Hyena - Holding cell 5/sector 4

My last name is Lammergeier. According to the dictionary, this is the name of a large Eurasian vulture. My mother was born near the Mekong delta and grew up in Saigon. My father was a farm boy from Hinesville Georgia who became a Ranger and learned how t o tear the throat out of any warm-blooded animal with his teeth. I can't remember anymore how much of this is true but I'm 6'2" without my heels and thinking about a mother, a tiny frail-boned mother...a small mother whose genes worked desperately to pass on their code to me - well, that helps, ya' know? I'm travelling male to female. Yes, it's a journey...at least that's what a therapist told me when I went to see one. (One visit is mandatory. They suggest more, but one is all that the state will pay for ). I agreed at the time, I was so young back then! Here lately, it seems to me as though I'm building myself. Designing myself too. Do you know that they take your penis and empty it out like a gourd? It's like a piece of glove losing its resident finger . Do you know that they take skin from your penis and graft it into the hole that they make? They do, and I know that it's surgeons who do all this but I feel as though it's me - that I'm creating it because I want it. Five years ago, I wanted breasts and now I have them. You can have anything that you want. I really believe this. What I want is not just a silhouette but a real structure. Oh, what's the word? An armature! Yes, that causes my whole skin to fall into place the way that I want it to. None of my molecules would dare to rebel! I was standing there all dressed up, talking to a guy and next thing I know they've hauled me in here. What am I supposed to do? Even the state has surgeons now performing the operation but it still isn't free, you know? The wire screens keep the others away from me, and that's fine, but they keep it really bright in here - and cold.

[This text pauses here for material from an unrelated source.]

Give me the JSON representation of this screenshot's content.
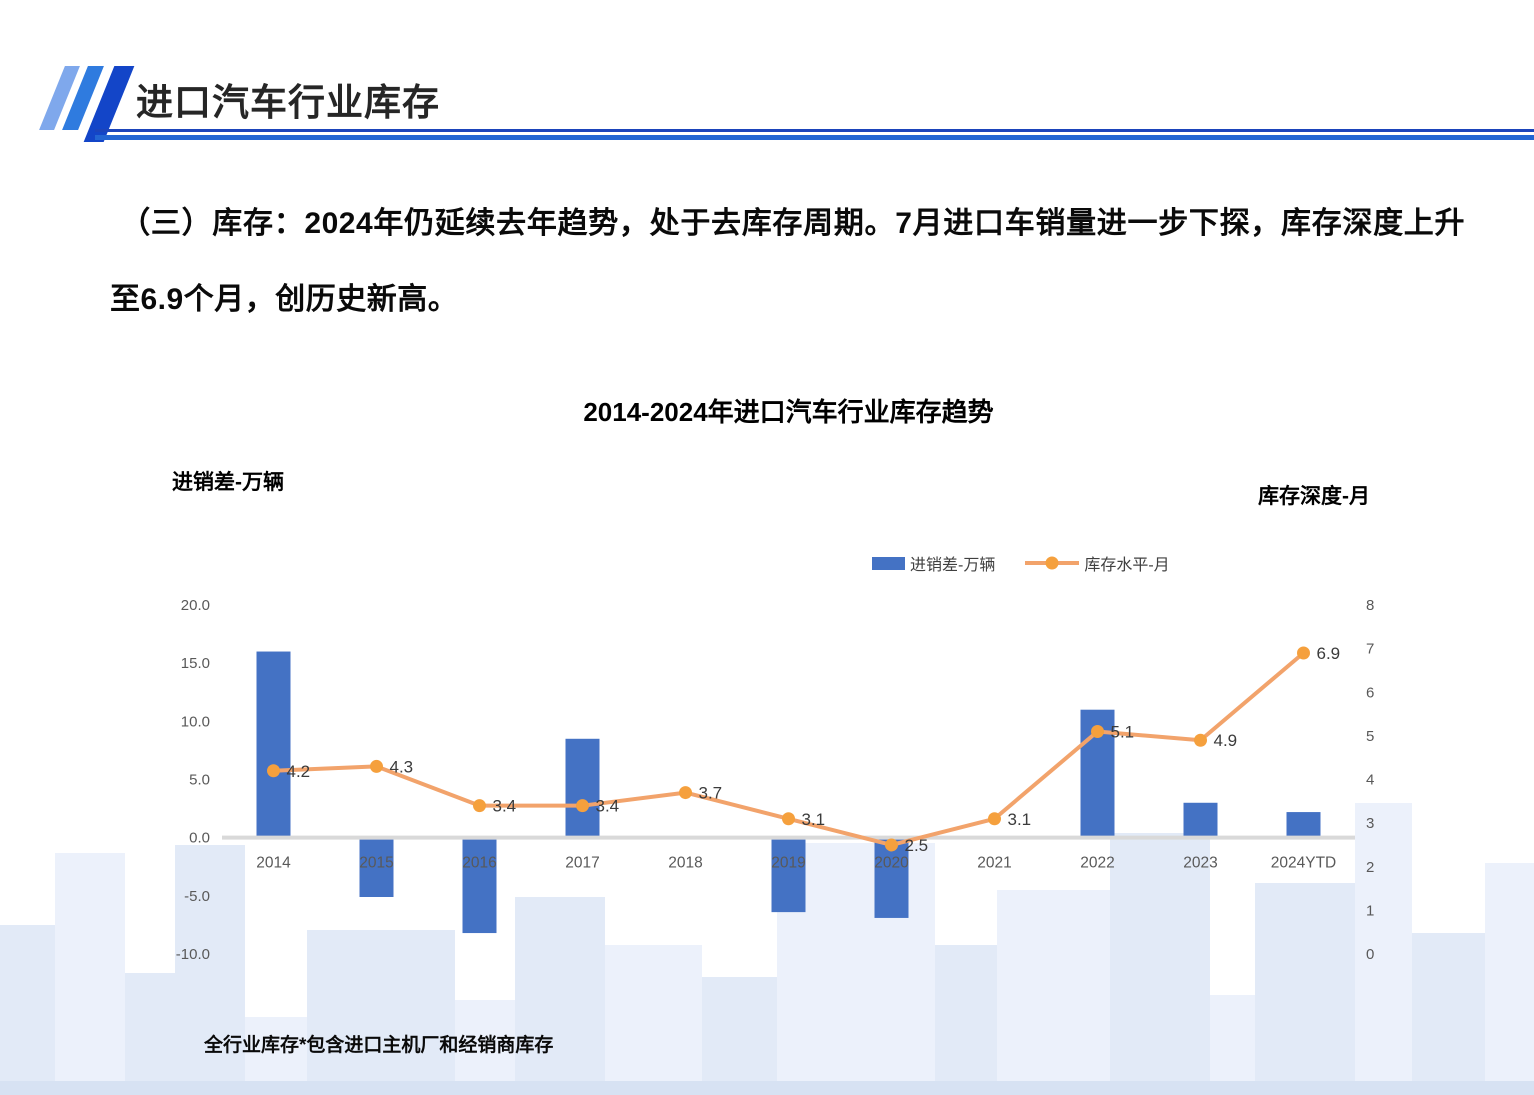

It's like the inside of a refrigerator. Makes it hard to masturbate which is the only way I can relax in a place like this. The hormones limp me out a little but I can still manage it. I don't know. Maybe I'd miss it ... all that gravity, but not much I think. After the operation, I'm going to stand in front of the mirror and take a pair of scissors and cut through the big red ribbon that I'm going to tie a round my hips.


Mantis - Holding cell 5/sector 6

He was building himself a new skin. It was going to take time but he was a patient man. No one could understand that it took time. He held them in his arms and prayed through their bodies. He absorbed their skins into his and the armour around his body thickened. He felt his cells grow stronger each time he put his hands around a neck or used his knife to draw the color red. These skins. They were so versatile! He was amazed each time at the resilience that met his fingertips. The yielding essence awed him to silence as it ran up his arms from the gasping pleading sack that he held beneath him. He had heard about the pyramids in Egypt and how laborers had died while building them. What he wished was that there was a monument to Jesus, a church that could hold that much blood inside its walls. That, to him, was a fitting tribute to a God so great. He had been in the cell nine days already. He had invent ed three new hymns during the time and he'd also realized what it was that he'd been doing all this years. He was building a true church to Jesus with his own hands. The bodies of others were necessary offerings. His own body was the temple. He slept well each night in the bright noisy cell...dreaming of what breathed around him through the other screens...outside the walls - so much material.